Очень любопытен и портрет дочери Трифонова (в замужестве Фирсовой). Здесь пленительно сочетается традиционный облик русской девушки (одна пышная, перекинутая на грудь и украшенная бантом коса чего стоит!) с такой строгостью и вдумчивостью выражения лица, какого прежние кустодиевские «простонародные» героини не знали. Как будто Клавдия Максимовна (как характерна эта добрая уважительность в самом названии портрета…), стоя еще на самом пороге жизни, напряженно размышляет о предстоящем ей.
Есть в этом портрете нечто, крайне существенное для понимания атмосферы того противоречивого нэповского времени, заставляющее вспомнить свидетельство даже отнюдь не энтузиазистически настроенного Анисимова о его слушателях-рабфаковцах: «…эта-то рабочая среда, пришедшая учиться, своим стремлением к знанию дает истинную отраду: так искренно и глубоко это стремление, что невольно чувствуешь и всю одаренность народа и всю давность его культуры, несмотря ни на какие временные ошаления, обалдения и отупения».
К этим необычным для ходячих представлений о Кустодиеве портретам примыкает еще один — невестки художника, Н. Л. Оршанской. Сама она с улыбкой вспоминала, что «была моделью не в его духе: на его вкус слишком худа и бледна», так что однажды заслужила прозвище «разварного судака». Но и эта отважная экспедиция певца «расейских яблок» в страну «апельсинов» увенчалась успехом. По верному определению автора одной из последних работ о Кустодиеве, С. Г. Каплановой, «портрет поражает необычайной трепетной, несколько драматической одухотворенностью».

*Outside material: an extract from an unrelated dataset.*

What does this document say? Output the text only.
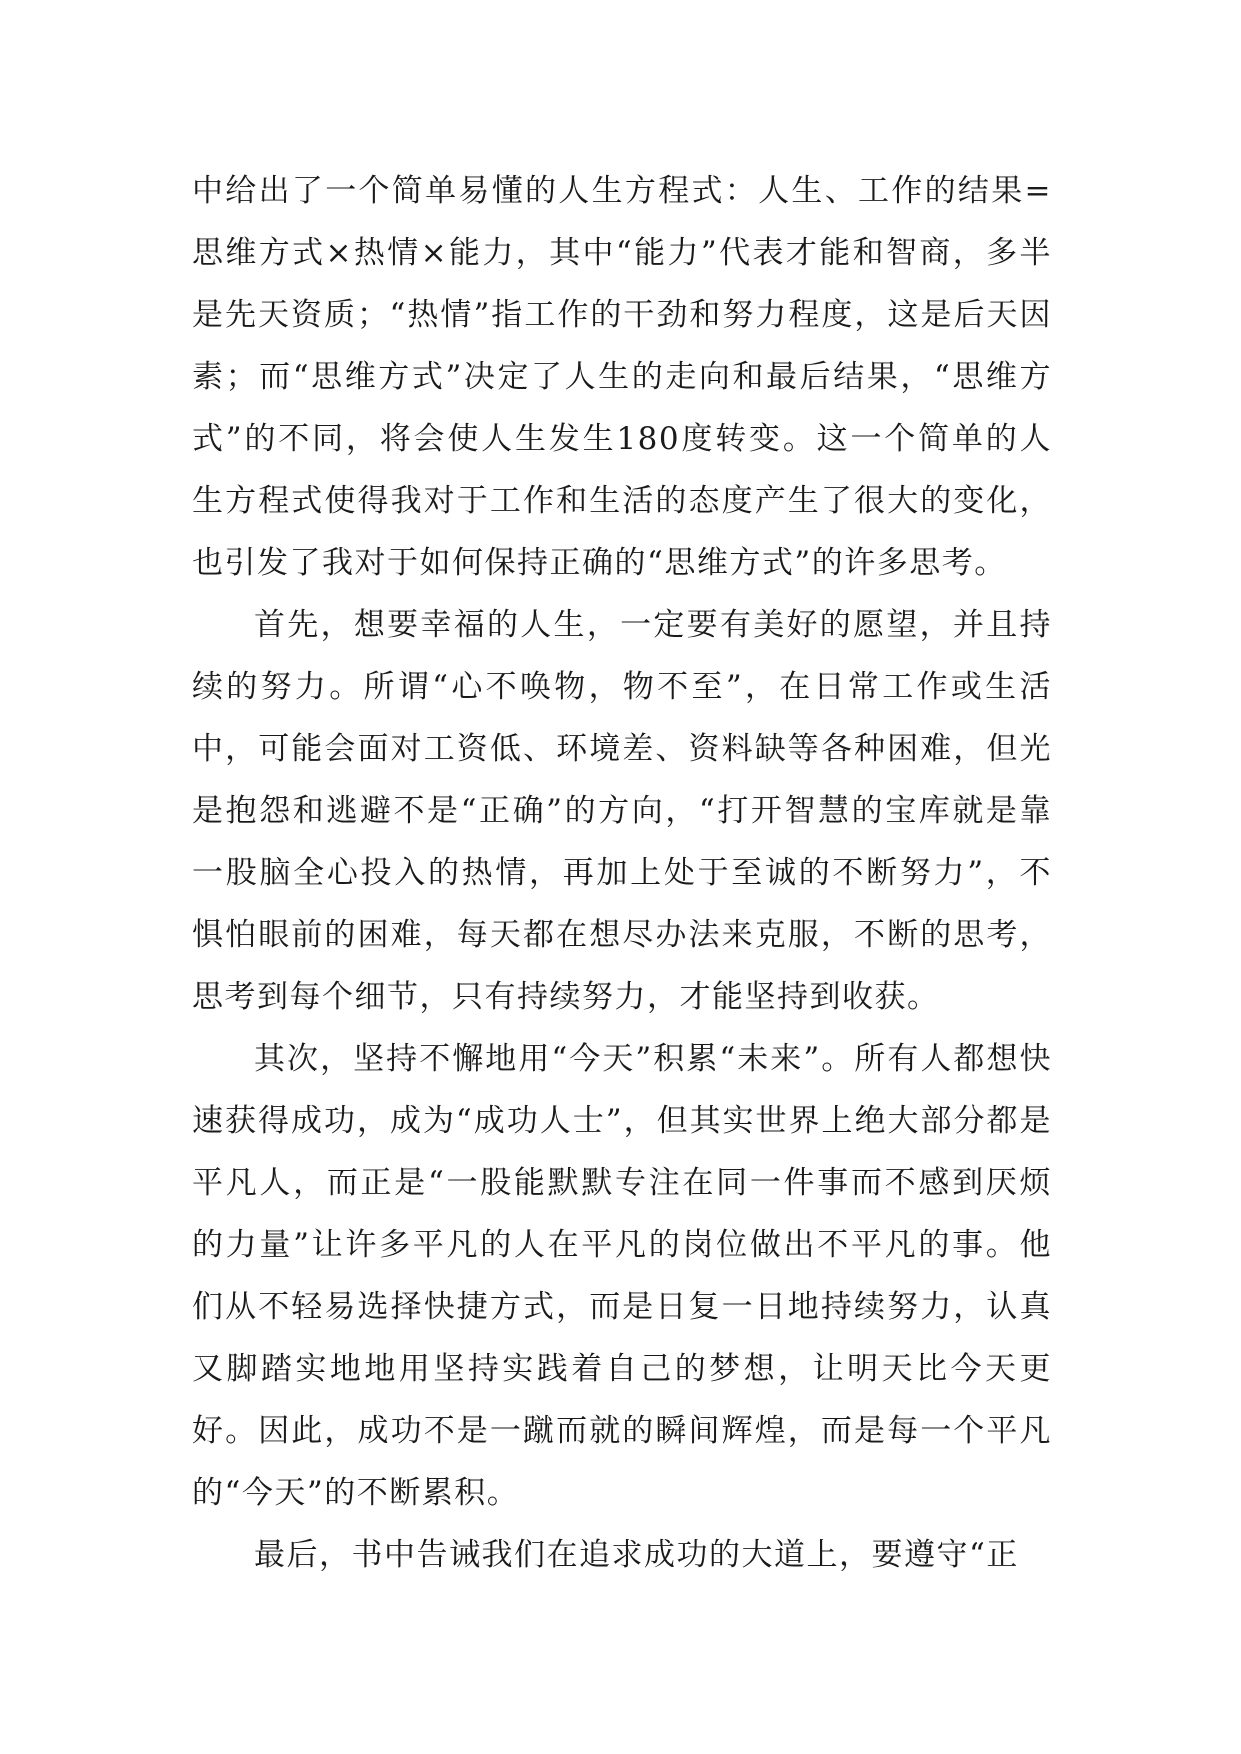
中给出了一个简单易懂的人生方程式：人生、工作的结果=思维方式×热情×能力，其中“能力”代表才能和智商，多半是先天资质；“热情”指工作的干劲和努力程度，这是后天因素；而“思维方式”决定了人生的走向和最后结果，“思维方式”的不同，将会使人生发生180度转变。这一个简单的人生方程式使得我对于工作和生活的态度产生了很大的变化，也引发了我对于如何保持正确的“思维方式”的许多思考。

首先，想要幸福的人生，一定要有美好的愿望，并且持续的努力。所谓“心不唤物，物不至”，在日常工作或生活中，可能会面对工资低、环境差、资料缺等各种困难，但光是抱怨和逃避不是“正确”的方向，“打开智慧的宝库就是靠一股脑全心投入的热情，再加上处于至诚的不断努力”，不惧怕眼前的困难，每天都在想尽办法来克服，不断的思考，思考到每个细节，只有持续努力，才能坚持到收获。

其次，坚持不懈地用“今天”积累“未来”。所有人都想快速获得成功，成为“成功人士”，但其实世界上绝大部分都是平凡人，而正是“一股能默默专注在同一件事而不感到厌烦的力量”让许多平凡的人在平凡的岗位做出不平凡的事。他们从不轻易选择快捷方式，而是日复一日地持续努力，认真又脚踏实地地用坚持实践着自己的梦想，让明天比今天更好。因此，成功不是一蹴而就的瞬间辉煌，而是每一个平凡的“今天”的不断累积。

最后，书中告诫我们在追求成功的大道上，要遵守“正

Можно лишь пожалеть, что не сбылся замысел художника — «написать Чехова в роли Гамлета». Ведь, начиная с портретов и бюстов Ершова, Кустодиев оставил значительную галерею образов замечательных русских актеров. В самые последние годы она пополнилась портретами Н. Ф. Монахова, Б. А. Горина-Горяинова, которого Борис Михайлович считал великим артистом, и Н. И. Комаровской.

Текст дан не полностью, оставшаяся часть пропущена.